Friday, April 15, 2022

Probabilistic Graphical Models

Deep learning and neural networks get a lot of (deserved) attention, but there is another class of ML models called Probabilistic Graphical Models (PGMs) that can also be used for inference and prediction. They have applications in fields such as medical diagnosis, image understanding, and speech recognition. Think decision making based on incomplete or insufficient knowledge.

More formally, PGMs use graphs to encode joint probability distributions as opposed to the more traditional ML approach of learning a function that directly maps input to a target variable. This post isn't a technical introduction though. Rather, it is more of an introduction-by-example and a summary of pgmpy's excellent notebooks.

Given a simple graph for flower type:

Our two approaches would look something like this:

Bayesian networks

In this section I'll use a more complex graph for student grades:

For problems with many features and/or high cardinality features, inference will be difficult because the size of the joint probability distribution increases exponentially. PGMs can compactly represent it by exploiting conditional independence. They provide us efficient methods for doing inference over these joint distributions.

In this graph we have cardinalities of 2 for each node except Letter which is 3. The joint distribution would require storing 48 values (2*2*2*2*3) while the PGM only requires 26 (see notebook 1 for details).

This is what's known as a Bayesian network, which is always represented as a directed acyclic graph. Each node is parameterized by a conditional probability distribution (CPD) like P(node|parents). For example, the Grade node has the CPD P(G|D,I). Bayesian networks are used when you want to represent causal relationships between random variables. Naive Bayes is a special case where all random variables are assumed to be independent of each other, each only directly affecting the target variable.

Given tabular data and a graph structure, CPDs can be estimated using Maximum Likelihood Estimation (MLE). It's similar to what was done with the Iris data in the first code block above. It's also fragile because it is so dependent on the amount and quality of the observed data (see notebook 10 for details). This explains why that code breaks with some random seeds. 

A better solution is Bayesian Parameter Estimation. There you start with CPDs based on your prior beliefs (or uniform priors) and update them based on the observed data.

One method of exact inference in PGMs is variable elimination. It efficiently avoids computing the entire joint probability distribution (see notebooks 2 and 5 for details). For larger graphs there are other, approximate algorithms because an exact solution would be intractable.

Making predictions is similar. Instead of getting a distribution we get the most probably state.

Markov networks

Markov networks are represented by undirected graphs. They represent non-causal relationships. They can, however, represent dependencies that a Bayesian model can't, like cycles and bi-directional dependencies. Factors describe connected variable affinity, or how much two nodes agree with each other. The joint probability distribution is the product of all factors.

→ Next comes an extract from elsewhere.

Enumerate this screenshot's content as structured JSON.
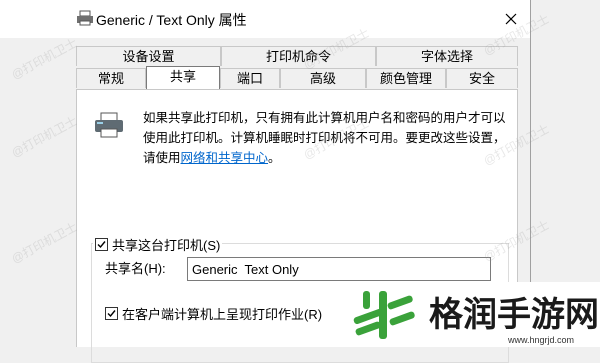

A quick note because the names sound similar. Markov chains are not PGMs because the nodes are not random variables. They can be represented as as Bayesian networks and PGM algorithms would be available.

Sampling

Sampling algorithms approximate exact inference by generating a large number of samples that will converge to the original distribution. One of these is Hamiltonian Monte Carlo. It is a Markov Chain Monte Carlo (MCMC) that proposes future states in the Markov Chain using Hamilton dynamics from physics (see notebook 8 for details). Other MCMC algorithms you may encounter are Metropolis-Hastings and Gibb's Sampling. See Monte Carlo Approximation Methods: Which one should you choose and when? for a comparison of these methods.

Another interesting find that fits in at this point is the PyMC3 library and the Probabilistic Programming and Bayesian Methods for Hackers open source book. 

I also think this is a nice writeup on Bayesian Logistic Regression using Pyro, another probabilistic programming library, and MCMC.

Learning networks

Learning a Bayesian network can be done as an optimization problem by scoring networks on how well they fit a data set, and searching through the space of all possible models. For non-trivial graphs where an exhaustive search is not possible, hill climbing can be used (see notebook 11 for details).

Wrap-up

I've only scratched the surface here, but I think it's a more intuitive introduction to the topic than most of the material in this space. We could build up to more complex graphs and problems from here.


And to bring things full circle on where PGMs fit in to the ML landscape, here is an opinion from well-known ML researcher Ian Goodfellow:
The two aren’t mutually exclusive. Most applications of neural nets can be considered graphical models that use neural nets to provide some of the conditional probability distributions. You could argue that the graphical model perspective is growing less useful because so many recent neural models have such simple graph structure  These graphs are not very structured compared to neural models that were popular a few years ago like … But there are some recent models that make a little bit of use of graph structure, like VAEs with auxiliary variables.

Plus a tweet from the Standford NLP group:

Thus is would seem that knowing these concepts will continue to be useful even if we don't directly use PGMs or focus solely on PGMs.